In a World of Technology, People Make the Difference. Lately, you’ll notice, Amerifeh! has wised up. No more overblown promises, no sir. They’ve learned that some vacuous platitude which could mean pretty much anything, and therefore nothing, makes for a less troublesome tagline. I haven’t yet figured a way to throw that line back in their faces when I’m having one of my little chats with Stacy or Lawrence or Tamika. (Oh yeah!? Well I thought in a world of technology, people made the difference but I guess not. Hah! Take that) . Whereas, “Your Link To A Better Life” was tailor-made to lance them with, (i.e. “Oh yeah, well Link this!”, or “Seems like it’s the missing link to me!”, or “What I could use right now is my link to a better knife!”)
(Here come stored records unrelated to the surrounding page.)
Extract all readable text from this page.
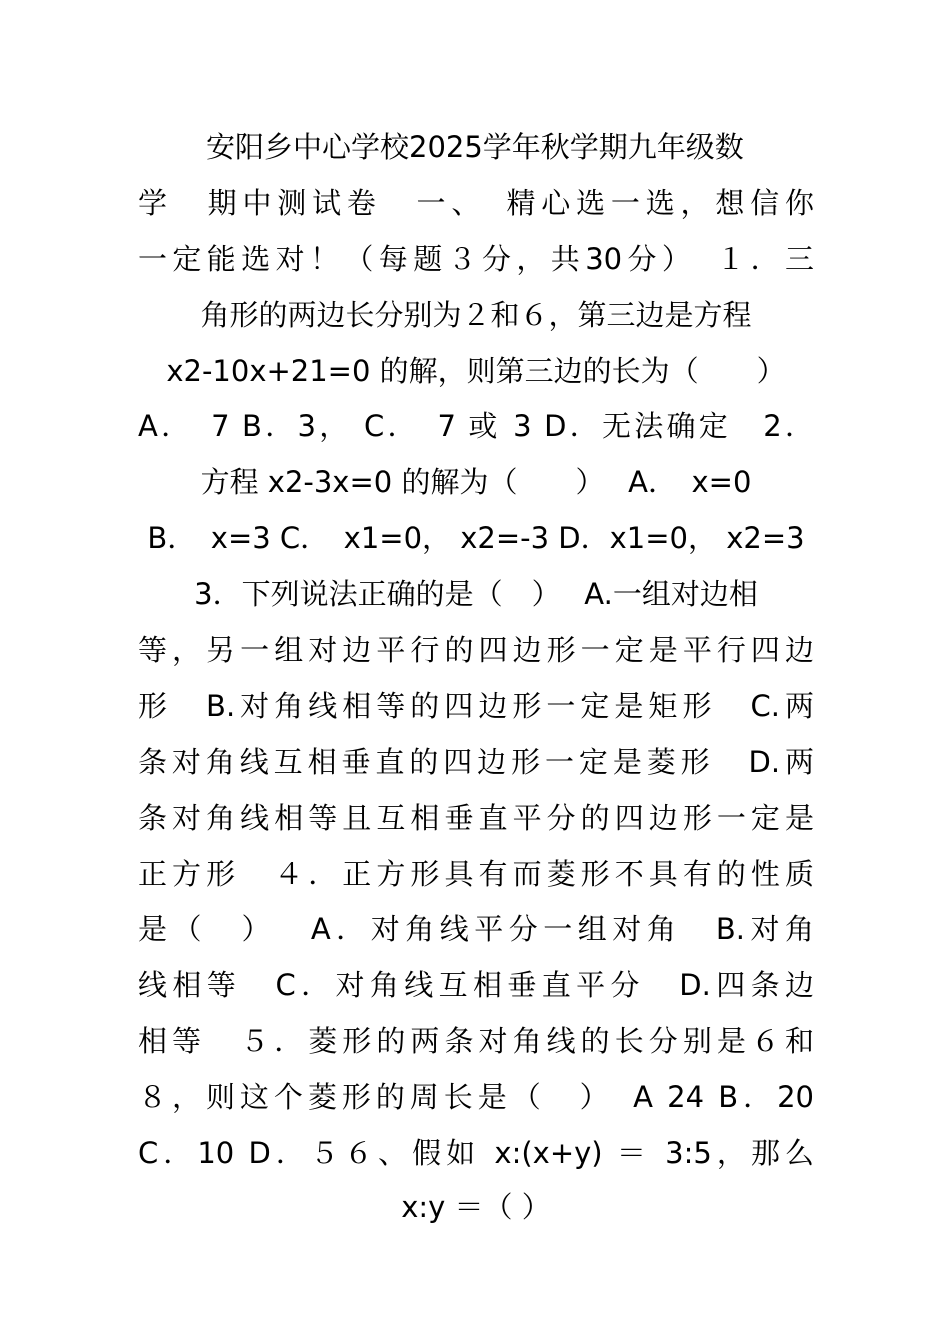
安阳乡中心学校2025学年秋学期九年级数
学　期中测试卷　一、　精心选一选，想信你
一定能选对！（每题３分，共30分）　１．三
角形的两边长分别为２和６，第三边是方程
x2-10x+21=0 的解，则第三边的长为（　　）
A．　7 B．3， C．　7 或 3 D．无法确定　2．
方程 x2-3x=0 的解为（　　）　 A．　x=0
B．　x=3 C．　x1=0， x2=-3 D．x1=0， x2=3
3．下列说法正确的是（　）　 A.一组对边相
等，另一组对边平行的四边形一定是平行四边
形　B.对角线相等的四边形一定是矩形　C.两
条对角线互相垂直的四边形一定是菱形　D.两
条对角线相等且互相垂直平分的四边形一定是
正方形　４．正方形具有而菱形不具有的性质
是（　）　 A．对角线平分一组对角　B.对角
线相等　C．对角线互相垂直平分　D.四条边
相等　５．菱形的两条对角线的长分别是６和
８，则这个菱形的周长是（　）　A 24 B．20
C．10 D．５６、假如 x:(x+y) ＝ 3:5，那么
x:y ＝（ ）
As effective styles of commercial communication go, I’ve long been a fan of forthright advertising. If you’re not sure what I mean by forthright advertising, that’s only because it’s so rare, you may never have come across any of it. I’m talking about the Stan Bergian kind of ad which makes fun of the product’s limitations, the company’s fallibilities or acknowledges the relative triviality of the company’s product in the context of an actual person’s life. Perhaps Amerischmeckle could try a dose of forthrightness in modifying its current tagline. Here’s a suggestion: In A World Of Technology, People Do the Best they Can But You Gotta Understand, There’s An Awful Lot Of Wires And Switches And Things All Jumbled Up Out There And Sometimes We Get Really, Really Confused, So Please Be Patient With Us. If you get what I’m saying.